Boiled milk - and it associated foods, rice pudding, blancmange, thick lumpy custard, porridge and trifle - only because it contains custard. to me this is the work of the devil and should be put and remain into Room 101.  It's the smell of the boiled milk, the slimy texture.  I actually quite like the smell and taste of custard. My dislike is so vehement that I couldn't post an accompanying image as I found myself almost retching!

Football commentators- the banal fast talking commentators with their boyish enthusiasm, who make stupid and what they think are comic remarks. I just want to slap them! But at least I can turn them off!

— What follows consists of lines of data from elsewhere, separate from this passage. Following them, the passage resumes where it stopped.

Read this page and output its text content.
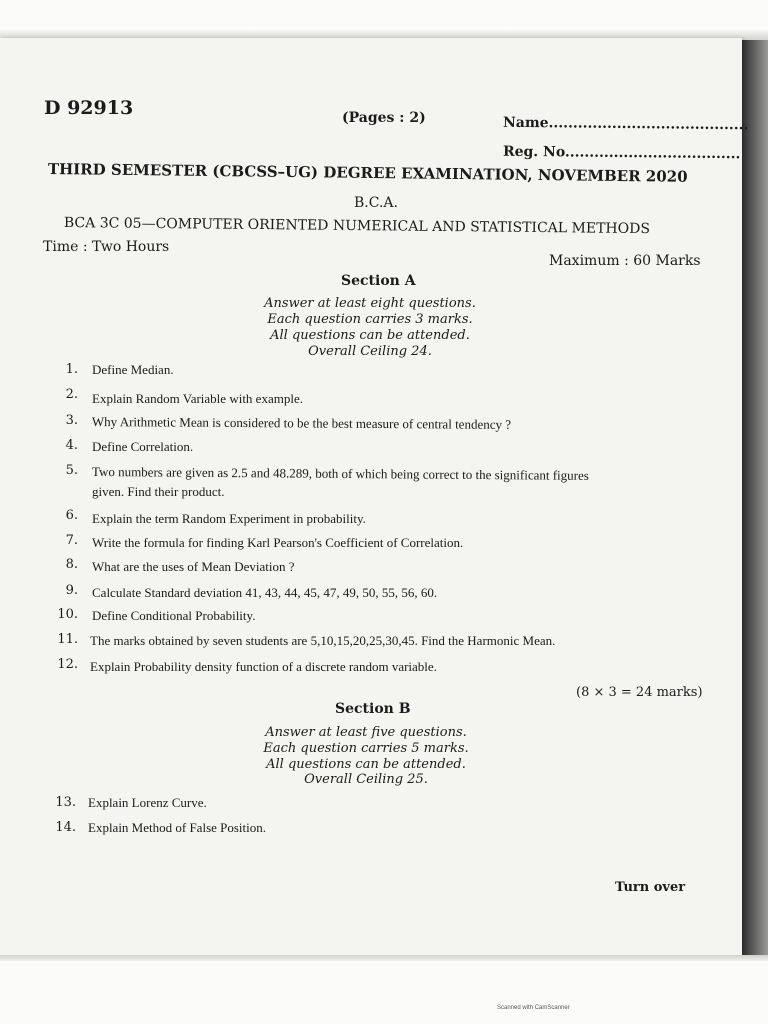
D 92913	(Pages : 2)	Name.........................................
Reg. No....................................
THIRD SEMESTER (CBCSS–UG) DEGREE EXAMINATION, NOVEMBER 2020
B.C.A.
BCA 3C 05—COMPUTER ORIENTED NUMERICAL AND STATISTICAL METHODS
Time : Two Hours
Maximum : 60 Marks
Section A
Answer at least eight questions.
Each question carries 3 marks.
All questions can be attended.
Overall Ceiling 24.
1. Define Median.
2. Explain Random Variable with example.
3. Why Arithmetic Mean is considered to be the best measure of central tendency ?
4. Define Correlation.
5. Two numbers are given as 2.5 and 48.289, both of which being correct to the significant figures
given. Find their product.
6. Explain the term Random Experiment in probability.
7. Write the formula for finding Karl Pearson's Coefficient of Correlation.
8. What are the uses of Mean Deviation ?
9. Calculate Standard deviation 41, 43, 44, 45, 47, 49, 50, 55, 56, 60.
10. Define Conditional Probability.
11. The marks obtained by seven students are 5,10,15,20,25,30,45. Find the Harmonic Mean.
12. Explain Probability density function of a discrete random variable.
(8 × 3 = 24 marks)
Section B
Answer at least five questions.
Each question carries 5 marks.
All questions can be attended.
Overall Ceiling 25.
13. Explain Lorenz Curve.
14. Explain Method of False Position.
Turn over
Scanned with CamScanner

Motorway Middle lane hogger- those who stay in the middle lane as if it is their divine right, when the inside lane is bloody well EMPTY, I superciliously weave in and out showing them how it should be done, I'm sure they don't even notice, sitting ignorantly in their middling cars. Shove over!



Business Telephone menus - though I suspect this is a given, doesn't everyone want the earth to open and envelop them? I have to say for me the worst culprits are those companies that profess to be in the communication business. Can I name and shame them, yeah why not its my blog and it's the truth? The culprits are -BT, SKY and mobile phone and Internet providers... I just don't get it! I admit that I have sometimes been in tears trying to get through and communicate with these people. It took me 5 weeks and a registered letter to cancel my SKY subscription, they just won't talk to you, they have put the phone down on me several tiems when my question isn't on their list. How rude, there must be  a non-accessibility policy l'm sure!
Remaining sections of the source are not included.